As 2021 comes to an end, we get excited about celebrating the holidays with our friends and family. Many of us did not get to do it last year, so this holiday season feels a bit more special. It’s natural to think about Christmas parties and family vacations. But it’s also a great time to take stock of where you are financially and set some money goals for 2022.
Make sure you check these 5 things off your financial to-do list by the end of 2021.
1.Review your spending and make a plan for 2022
This year has brought a lot of changes to the way we earn and spend money. As a result, there is a good chance your spending habits have changed from last year.
Life is more or less going back to normal. Maybe you started traveling and eating out again. Perhaps you don’t use that at-home workout app that you signed up for during the lockdowns. Now is an excellent time to review your spending patterns and see where your money is going.
I’m not a fan of strict budgets because they don’t work in the long term. However, I like having a flexible spending plan to see how I’m allocating my money between three major buckets – needs (think mortgage payments, rent, utilities, etc.), “future me” (emergency fund, paying down debt beyond minimum payments, savings, and investments), and fun (vacations, dining out, a new bag, etc.).

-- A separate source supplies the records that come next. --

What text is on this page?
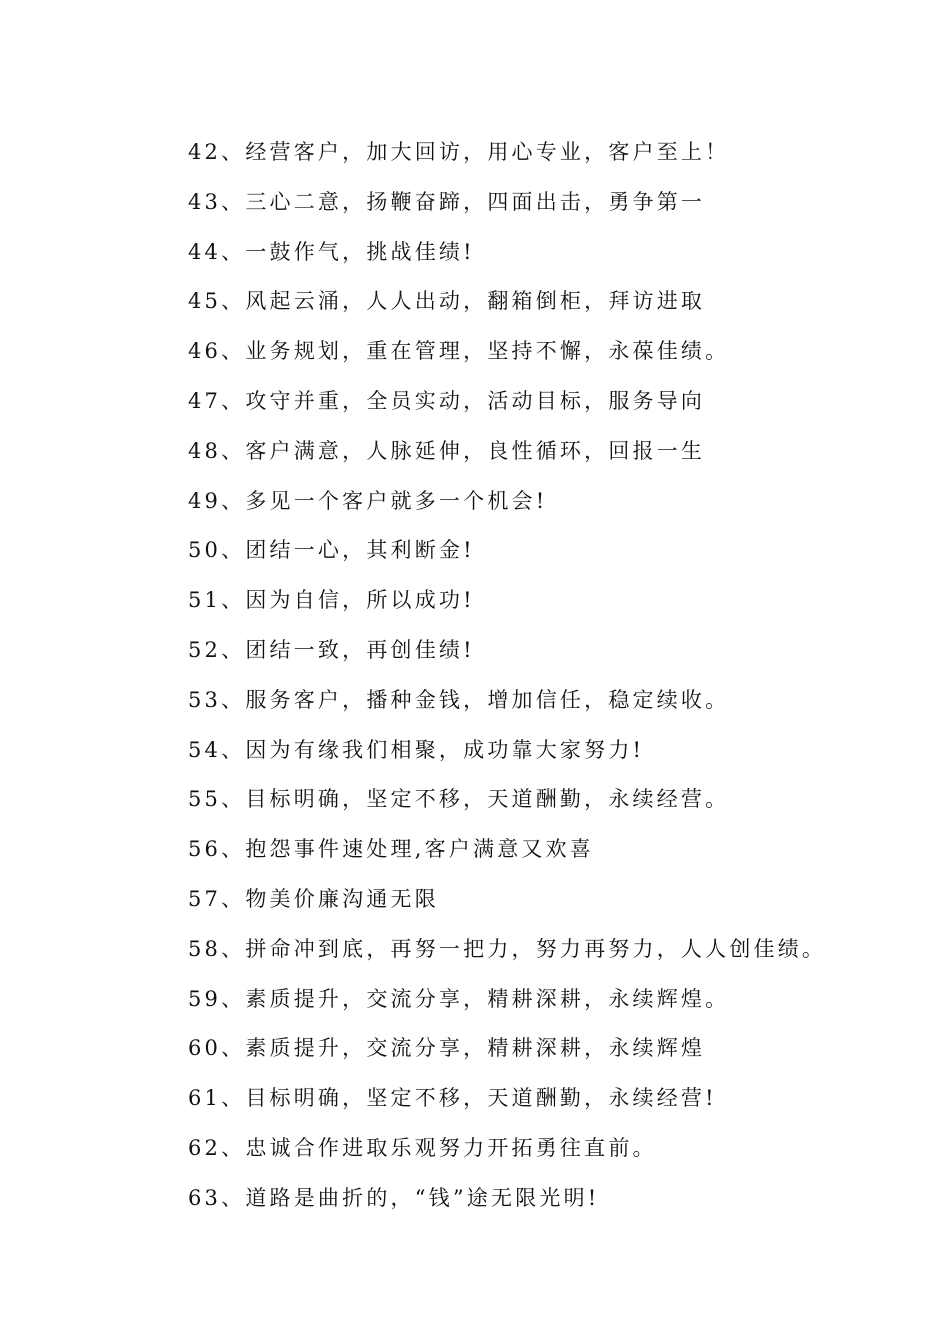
42、经营客户，加大回访，用心专业，客户至上！
43、三心二意，扬鞭奋蹄，四面出击，勇争第一
44、一鼓作气，挑战佳绩!
45、风起云涌，人人出动，翻箱倒柜，拜访进取
46、业务规划，重在管理，坚持不懈，永葆佳绩。
47、攻守并重，全员实动，活动目标，服务导向
48、客户满意，人脉延伸，良性循环，回报一生
49、多见一个客户就多一个机会!
50、团结一心，其利断金!
51、因为自信，所以成功!
52、团结一致，再创佳绩!
53、服务客户，播种金钱，增加信任，稳定续收。
54、因为有缘我们相聚，成功靠大家努力!
55、目标明确，坚定不移，天道酬勤，永续经营。
56、抱怨事件速处理,客户满意又欢喜
57、物美价廉沟通无限
58、拼命冲到底，再努一把力，努力再努力，人人创佳绩。
59、素质提升，交流分享，精耕深耕，永续辉煌。
60、素质提升，交流分享，精耕深耕，永续辉煌
61、目标明确，坚定不移，天道酬勤，永续经营!
62、忠诚合作进取乐观努力开拓勇往直前。
63、道路是曲折的，“钱”途无限光明!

You are welcome to download our free workbook “Conscious Spending Plan” here. Simply upload your transactions (I use the Mint app to track my daily spending) into the Excel spreadsheet and voila. Please make sure to create a copy of the worksheet on your computer so you can customize it and save changes.
This workbook will give you a big picture view of what you’re spending on and will help you make intentional adjustments without feeling deprived. The key here is connecting your money to your values.

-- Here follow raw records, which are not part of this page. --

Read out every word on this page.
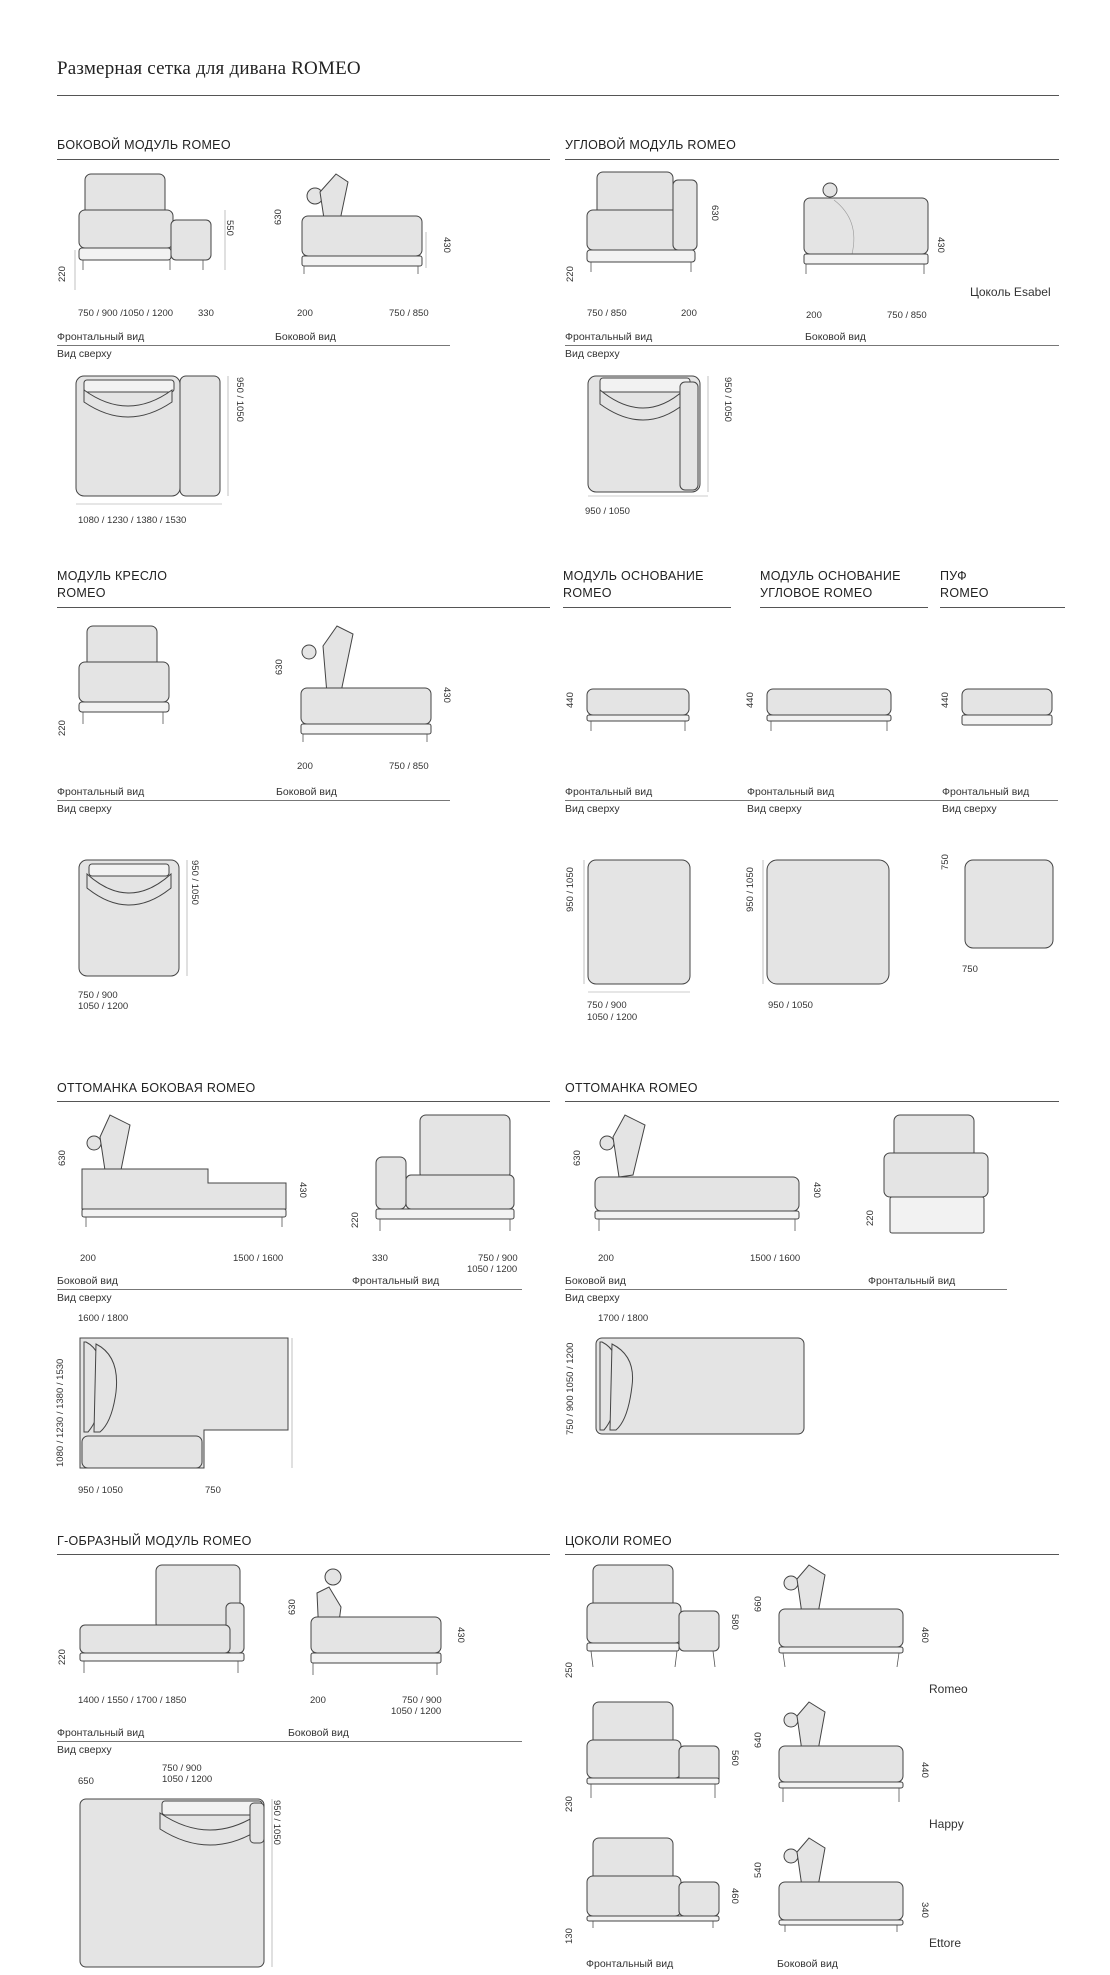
Размерная сетка для дивана ROMEO
БОКОВОЙ МОДУЛЬ ROMEO
220
550
750 / 900 /1050 / 1200	330
630
430
200	750 / 850
Фронтальный вид	Боковой вид
Вид сверху
950 / 1050
1080 / 1230 / 1380 / 1530
УГЛОВОЙ МОДУЛЬ ROMEO
220
630
750 / 850	200
430
200	750 / 850
Цоколь Esabel
Фронтальный вид	Боковой вид
Вид сверху
950 / 1050
950 / 1050
МОДУЛЬ КРЕСЛО
ROMEO
220
630
430
200	750 / 850
Фронтальный вид	Боковой вид
Вид сверху
950 / 1050
750 / 900
1050 / 1200
МОДУЛЬ ОСНОВАНИЕ
ROMEO
440
Фронтальный вид
Вид сверху
950 / 1050
750 / 900
1050 / 1200
МОДУЛЬ ОСНОВАНИЕ
УГЛОВОЕ ROMEO
440
Фронтальный вид
Вид сверху
950 / 1050
950 / 1050
ПУФ
ROMEO
440
Фронтальный вид
Вид сверху
750
750
ОТТОМАНКА БОКОВАЯ ROMEO
630
430
200	1500 / 1600
220
330	750 / 900
1050 / 1200
Боковой вид	Фронтальный вид
Вид сверху
1600 / 1800
1080 / 1230 / 1380 / 1530
950 / 1050	750
ОТТОМАНКА ROMEO
630
430
200	1500 / 1600
220
Боковой вид	Фронтальный вид
Вид сверху
1700 / 1800
750 / 900 1050 / 1200
Г-ОБРАЗНЫЙ МОДУЛЬ ROMEO
220
1400 / 1550 / 1700 / 1850
630
430
200	750 / 900
1050 / 1200
Фронтальный вид	Боковой вид
Вид сверху
650
750 / 900
1050 / 1200
950 / 1050
ЦОКОЛИ ROMEO
250
580
660
460
Romeo
230
560
640
440
Happy
130
460
540
340
Ettore
Фронтальный вид	Боковой вид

2.Max out your 401(k) contributions
If your company offers a 401(k)-retirement savings plan, take advantage of it and contribute as much as you can. Your employer may also offer a matching 401(k) contribution. It’s free money to you, so make sure to max that out.
Check with your human resources department to see how much you can contribute. Try to save at least the amount that your employer will match. Otherwise, you are leaving money on the table.

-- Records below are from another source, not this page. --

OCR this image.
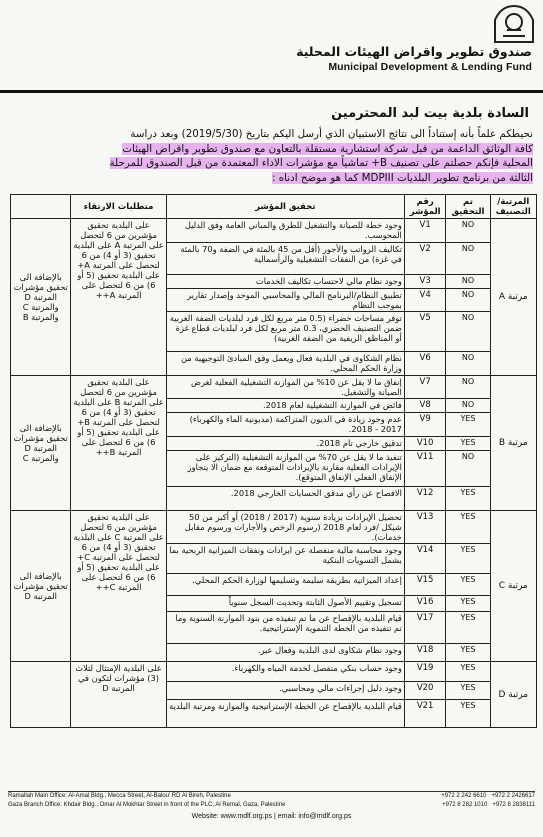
صندوق تطوير واقراض الهيئات المحلية
Municipal Development & Lending Fund
السادة بلدية بيت لبد المحترمين
نحيطكم علماً بأنه إستناداً الى نتائج الاستبيان الذي أرسل اليكم بتاريخ (2019/5/30) وبعد دراسة
كافة الوثائق الداعمة من قبل شركة استشارية مستقلة بالتعاون مع صندوق تطوير واقراض الهيئات
المحلية فإنكم حصلتم على تصنيف B+ تماشياً مع مؤشرات الاداء المعتمدة من قبل الصندوق للمرحلة
الثالثة من برنامج تطوير البلديات MDPIII كما هو موضح ادناه :
المرتبة/التصنيف	تم التحقيق	رقم المؤشر	تحقيق المؤشر	متطلبات الارتقاء	
مرتبة A	NO	V1	وجود خطة للصيانة والتشغيل للطرق والمباني العامة وفق الدليل المحوسب.	على البلدية تحقيق مؤشرين من 6 لتحصل على المرتبة A على البلدية تحقيق (3 أو 4) من 6 لتحصل على المرتبة A+ على البلدية تحقيق (5 أو 6) من 6 لتحصل على المرتبة A++	بالإضافة الى تحقيق مؤشرات المرتبة D والمرتبة C والمرتبة B
	NO	V2	تكاليف الرواتب والأجور (أقل من 45 بالمئة في الضفة و70 بالمئة في غزة) من النفقات التشغيلية والرأسمالية		
	NO	V3	وجود نظام مالي لاحتساب تكاليف الخدمات		
	NO	V4	تطبيق النظام/البرنامج المالي والمحاسبي الموحد وإصدار تقارير بموجب النظام		
	NO	V5	توفر مساحات خضراء (0.5 متر مربع لكل فرد لبلديات الضفة الغربية ضمن التصنيف الحضري، 0.3 متر مربع لكل فرد لبلديات قطاع غزة أو المناطق الريفية من الضفة الغربية)		
	NO	V6	نظام الشكاوى في البلدية فعال ويعمل وفق المبادئ التوجيهية من وزارة الحكم المحلي.		
مرتبة B	NO	V7	إنفاق ما لا يقل عن 10% من الموازنة التشغيلية الفعلية لغرض الصيانة والتشغيل.	على البلدية تحقيق مؤشرين من 6 لتحصل على المرتبة B على البلدية تحقيق (3 أو 4) من 6 لتحصل على المرتبة B+ على البلدية تحقيق (5 أو 6) من 6 لتحصل على المرتبة B++	بالإضافة الى تحقيق مؤشرات المرتبة D والمرتبة C
	NO	V8	فائض في الموازنة التشغيلية لعام 2018.		
	YES	V9	عدم وجود زيادة في الديون المتراكمة (مديونية الماء والكهرباء) 2017 - 2018.		
	YES	V10	تدقيق خارجي تام 2018.		
	NO	V11	تنفيذ ما لا يقل عن 70% من الموازنة التشغيلية (التركيز على الإيرادات الفعلية مقارنة بالإيرادات المتوقعة مع ضمان الا يتجاوز الإنفاق الفعلي الإنفاق المتوقع).		
	YES	V12	الافصاح عن رأي مدقق الحسابات الخارجي 2018.		
مرتبة C	YES	V13	تحصيل الإيرادات بزيادة سنوية (2017 / 2018) أو أكبر من 50 شيكل /فرد لعام 2018 (رسوم الرخص والأجارات ورسوم مقابل خدمات).	على البلدية تحقيق مؤشرين من 6 لتحصل على المرتبة C على البلدية تحقيق (3 أو 4) من 6 لتحصل على المرتبة C+ على البلدية تحقيق (5 أو 6) من 6 لتحصل على المرتبة C++	بالإضافة الى تحقيق مؤشرات المرتبة D
	YES	V14	وجود محاسبة مالية منفصلة عن ايرادات ونفقات الميزانية الربحية بما يشمل التسويات البنكية		
	YES	V15	إعداد الميزانية بطريقة سليمة وتسليمها لوزارة الحكم المحلي.		
	YES	V16	تسجيل وتقييم الأصول الثابتة وتحديث السجل سنوياً		
	YES	V17	قيام البلدية بالإفصاح عن ما تم تنفيذه من بنود الموازنة السنوية وما تم تنفيذه من الخطة التنموية الإستراتيجية.		
	YES	V18	وجود نظام شكاوى لدى البلدية وفعال عبر.		
مرتبة D	YES	V19	وجود حساب بنكي منفصل لخدمة المياه والكهرباء.	على البلدية الإمتثال لثلاث (3) مؤشرات لتكون في المرتبة D	
	YES	V20	وجود دليل إجراءات مالي ومحاسبي.		
	YES	V21	قيام البلدية بالإفصاح عن الخطة الإستراتيجية والموازنة ومرتبة البلدية		
Ramallah Main Office: Al-Amal Bldg., Mecca Street, Al-Balou' RD Al Bireh, Palestine	+972 2 242 6610 +972 2 2426617
Gaza Branch Office: Khdair Bldg., Omar Al Mokhtar Street in front of the PLC, Al Remal, Gaza, Palestine	+972 8 282 1010 +972 8 2838111
Website: www.mdlf.org.ps | email: info@mdlf.org.ps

The 2021 maximum contribution limit for traditional 401(k)s is $19,500 ($26,000 if you’re 50 or older) and for IRAs is up to $6,000 ($7,000 if you’re 50 or older).
You have until December 31 to contribute the maximum allowed to your 401(k) account and April 15 for the IRA.
Set a goal to increase your contributions each year gradually. Consult with your HR people if that could be done automatically. Then, if you get an annual pay raise, you won’t miss this money from your paycheck.
According to Vanguard, a gradual and consistent increase in contributions to your investment portfolio is one of the most powerful tools to help you achieve your retirement goals.
You can’t control the financial markets, but you can control how much you’re saving for your retirement.
3. Review your asset allocation and rebalance your portfolio
Revisit your investment portfolio at least once a year. So far, 2021 has been an excellent year for the US stock market and not so great for the bond market. The end of the year is a great time to review your investment mix and make some adjustments if necessary.
Asset allocation is simply a mix of stocks, bonds, cash, and alternative investments in your portfolio. Over time, the value of your investments changes as some asset classes (for example, stocks) outperform the others (for example, bonds) on a relative basis. This changes the composition (risk) of your overall portfolio.
Rebalancing means getting it back to the original asset allocation. You sell the asset classes that outperformed and buy the ones that underperformed. In other words, you “sell high” and “buy low.” Without rebalancing, your portfolio may become riskier than you realize.
If you need a little extra help with rebalancing, read my post, “How To Rebalance Your Investment Portfolio In Four Simple Steps.”
4.Fund Investing Accounts for Your Kids
If you have 529 educational accounts for your kids, don’t forget to contribute by the end of the year. In 2021, individuals can contribute up to $15,000 per beneficiary ($30,000 for gifts from a married couple) without using up part of their lifetime gift tax exemption or having to pay gift taxes.
5.Make charitable donations
As the holidays near, many of us get into the giving spirit. While donating to causes you care about will make you feel good, it’s practical to remember that money contributed to a qualified charity can be deducted from your taxable income. It’s a win-win. So, do good and keep your receipts.
The bigger picture
I know that for most people checking things off their financial to-do list is not as much fun as holiday shopping. But! Put in the time now, and you’ll have more to celebrate when you ring in the new year.